47. SeniniM

147 8 3
                                    

Bu bölüm uyarı (!) içermektedir, karmaşık olduğundan bir işaret bırakamadım, diyalogları bilmenizi isterim çünkü.

Bir de sevgililer gününüz kutlu olsun efenim :)

~Dünya

"Delireceğim cidden, çıldırıyorum ya."

Jungkook'un isyan dolu girişine kaşlarını kaldırdı Yoongi. Otel odasında oturmuş, huzur içerisinde şarkı sözü yazıyordu. Mor saçlı sevgilisi öfkeden köpürür bir vaziyette içeri girdiğinde bir anlık şaşırmıştı ama bu haline alıştığından çok da umursamamıştı.

"Açık büfede havuç mu kalmamış?" dedi otelin geç yemek saatlerinde olduklarını fark ederken. Jungkook inanamaz bakışlarını ona çevirdi.

"Ne havucu hyung? Öyle bir duruma böyle mi tepki veririm ben?"

"Evet?" dedi Yoongi sorarcasına. Jungkook saçlarını karıştırıp kendini sırt üstü yatağa bıraktı. Homurdanması sonlanınca gözleri sandalyedeki büyüğünü buldu.

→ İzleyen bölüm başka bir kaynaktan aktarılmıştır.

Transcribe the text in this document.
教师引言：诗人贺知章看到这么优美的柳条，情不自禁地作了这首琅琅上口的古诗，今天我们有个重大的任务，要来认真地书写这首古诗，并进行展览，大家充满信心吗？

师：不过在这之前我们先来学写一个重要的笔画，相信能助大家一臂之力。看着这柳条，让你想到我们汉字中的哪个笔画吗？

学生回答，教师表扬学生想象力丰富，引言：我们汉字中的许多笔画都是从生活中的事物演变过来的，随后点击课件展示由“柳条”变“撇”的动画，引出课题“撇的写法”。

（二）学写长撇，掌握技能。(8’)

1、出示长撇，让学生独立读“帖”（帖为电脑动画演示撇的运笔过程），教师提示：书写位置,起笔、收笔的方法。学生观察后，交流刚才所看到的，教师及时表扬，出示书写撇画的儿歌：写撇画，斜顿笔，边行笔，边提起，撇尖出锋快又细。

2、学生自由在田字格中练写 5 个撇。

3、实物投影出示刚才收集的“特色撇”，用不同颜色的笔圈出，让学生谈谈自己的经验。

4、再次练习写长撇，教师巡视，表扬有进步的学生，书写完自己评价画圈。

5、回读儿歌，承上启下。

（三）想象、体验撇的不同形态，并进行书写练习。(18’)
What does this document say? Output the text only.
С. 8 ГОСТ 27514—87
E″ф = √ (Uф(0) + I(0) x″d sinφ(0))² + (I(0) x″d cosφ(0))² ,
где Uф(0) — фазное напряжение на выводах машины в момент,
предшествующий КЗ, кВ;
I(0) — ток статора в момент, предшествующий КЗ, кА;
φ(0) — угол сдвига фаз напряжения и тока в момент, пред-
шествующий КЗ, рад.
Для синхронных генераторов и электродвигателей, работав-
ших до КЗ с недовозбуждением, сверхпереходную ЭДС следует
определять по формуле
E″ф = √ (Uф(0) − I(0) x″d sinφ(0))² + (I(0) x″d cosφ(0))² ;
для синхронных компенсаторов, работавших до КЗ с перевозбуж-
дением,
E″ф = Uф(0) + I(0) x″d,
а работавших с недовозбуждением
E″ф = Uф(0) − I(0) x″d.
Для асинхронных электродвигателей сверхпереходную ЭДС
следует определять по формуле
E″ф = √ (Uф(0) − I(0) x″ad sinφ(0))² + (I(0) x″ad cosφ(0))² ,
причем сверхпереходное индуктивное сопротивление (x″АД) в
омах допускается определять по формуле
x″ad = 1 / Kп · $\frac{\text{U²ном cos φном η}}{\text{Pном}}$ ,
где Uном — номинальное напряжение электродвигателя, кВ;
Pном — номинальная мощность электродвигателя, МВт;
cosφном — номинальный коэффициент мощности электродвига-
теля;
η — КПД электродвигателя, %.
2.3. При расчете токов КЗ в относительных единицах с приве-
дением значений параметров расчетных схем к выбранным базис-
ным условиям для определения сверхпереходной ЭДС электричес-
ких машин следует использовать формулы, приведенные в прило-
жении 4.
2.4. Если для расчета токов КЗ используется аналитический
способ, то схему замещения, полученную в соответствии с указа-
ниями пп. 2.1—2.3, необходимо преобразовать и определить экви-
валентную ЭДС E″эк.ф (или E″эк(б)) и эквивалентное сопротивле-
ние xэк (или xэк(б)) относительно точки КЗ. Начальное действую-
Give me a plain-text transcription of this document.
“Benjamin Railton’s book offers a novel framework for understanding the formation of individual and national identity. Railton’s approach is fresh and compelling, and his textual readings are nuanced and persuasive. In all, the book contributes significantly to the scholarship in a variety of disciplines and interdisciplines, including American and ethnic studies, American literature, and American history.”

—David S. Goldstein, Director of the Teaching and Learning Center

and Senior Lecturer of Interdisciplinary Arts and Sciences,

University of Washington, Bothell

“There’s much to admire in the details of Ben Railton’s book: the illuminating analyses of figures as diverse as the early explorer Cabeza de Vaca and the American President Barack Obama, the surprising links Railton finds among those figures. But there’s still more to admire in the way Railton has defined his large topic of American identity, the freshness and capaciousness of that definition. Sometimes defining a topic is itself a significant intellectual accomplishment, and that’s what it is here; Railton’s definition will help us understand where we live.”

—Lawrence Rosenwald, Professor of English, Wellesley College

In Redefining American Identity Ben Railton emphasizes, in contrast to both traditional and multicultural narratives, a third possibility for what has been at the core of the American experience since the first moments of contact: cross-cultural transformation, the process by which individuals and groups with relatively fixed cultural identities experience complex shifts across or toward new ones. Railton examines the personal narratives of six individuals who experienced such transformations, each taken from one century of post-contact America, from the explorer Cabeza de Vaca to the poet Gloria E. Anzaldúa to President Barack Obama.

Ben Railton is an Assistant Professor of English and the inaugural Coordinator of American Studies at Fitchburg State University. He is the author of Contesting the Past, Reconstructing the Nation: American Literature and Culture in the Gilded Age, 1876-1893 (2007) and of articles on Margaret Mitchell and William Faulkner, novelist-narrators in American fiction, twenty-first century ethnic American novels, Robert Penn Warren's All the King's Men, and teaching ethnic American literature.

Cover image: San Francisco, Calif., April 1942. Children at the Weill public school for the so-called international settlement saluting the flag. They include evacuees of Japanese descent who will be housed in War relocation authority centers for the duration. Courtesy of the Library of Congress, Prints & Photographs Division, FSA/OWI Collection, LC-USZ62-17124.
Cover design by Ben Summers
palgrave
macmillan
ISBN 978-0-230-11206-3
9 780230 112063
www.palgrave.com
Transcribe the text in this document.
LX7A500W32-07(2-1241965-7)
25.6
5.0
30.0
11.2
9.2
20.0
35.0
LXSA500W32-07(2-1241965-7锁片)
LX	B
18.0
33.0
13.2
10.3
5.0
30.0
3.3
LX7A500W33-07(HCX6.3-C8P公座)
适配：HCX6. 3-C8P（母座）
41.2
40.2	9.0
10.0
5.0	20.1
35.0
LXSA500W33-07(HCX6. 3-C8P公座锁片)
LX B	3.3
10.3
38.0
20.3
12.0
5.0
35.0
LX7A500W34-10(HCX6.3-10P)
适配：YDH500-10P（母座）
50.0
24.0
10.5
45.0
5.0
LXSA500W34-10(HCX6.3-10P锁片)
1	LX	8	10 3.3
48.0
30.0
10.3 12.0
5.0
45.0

"Delirmenin eşiğindeyim, geçmek üzereyim o eşiği." Yoongi odağını kaybettiğini anlayınca kalem bırakıp bedenini yatağa çevirdi.

"Neyin var Kook?" Jungkook sesli bir nefes vererek doğruldu.

"Hiç sormayacağını sandım cidden." Yoongi elini salladı anlatmasını isterken. "Sorun Taehyung ve Jimin hyung. Hala barışmadılar."

"Sen ciddi misin? Dikkat çekmemeye çalışıyor olmasınlar?" Jungkook başını iki yana sallamıştı.

"Barışmadılar çünkü posta güvercini oldum. Bugünkü konserde Jimin hyung yine bitkin düştü ya, akşam yemeğinde az yemiş. Bir de bunu Taehyung hyung fark etmiş yani. Zorla yemek götürttü bana. Bir de diyor ki birlikte yiyelim diye gittiğini söyle. Hala işi gücü Jimin hyung ama gideyim de çözeyim demiyor."

"Belki de nasıl çözeceğini bilemiyordur. Sen beni terk ettiğinde ben de ne yapacağımı bilememiştim." Jungkook göz devirdi onun bu cümlesine.

"Resmen üzerime çıktın. Hiç ne yapacağını bilmiyormuş gibi durmuyordun." Yoongi sandalyeden kalkıp onun yanına oturdu.

"Aklıma ne geldiyse yaptım Kook. Düşünmedim bile. Şansım yaver gitti sadece." Jungkook ona yaklaşıp şakağına bir öpücük kondurdu.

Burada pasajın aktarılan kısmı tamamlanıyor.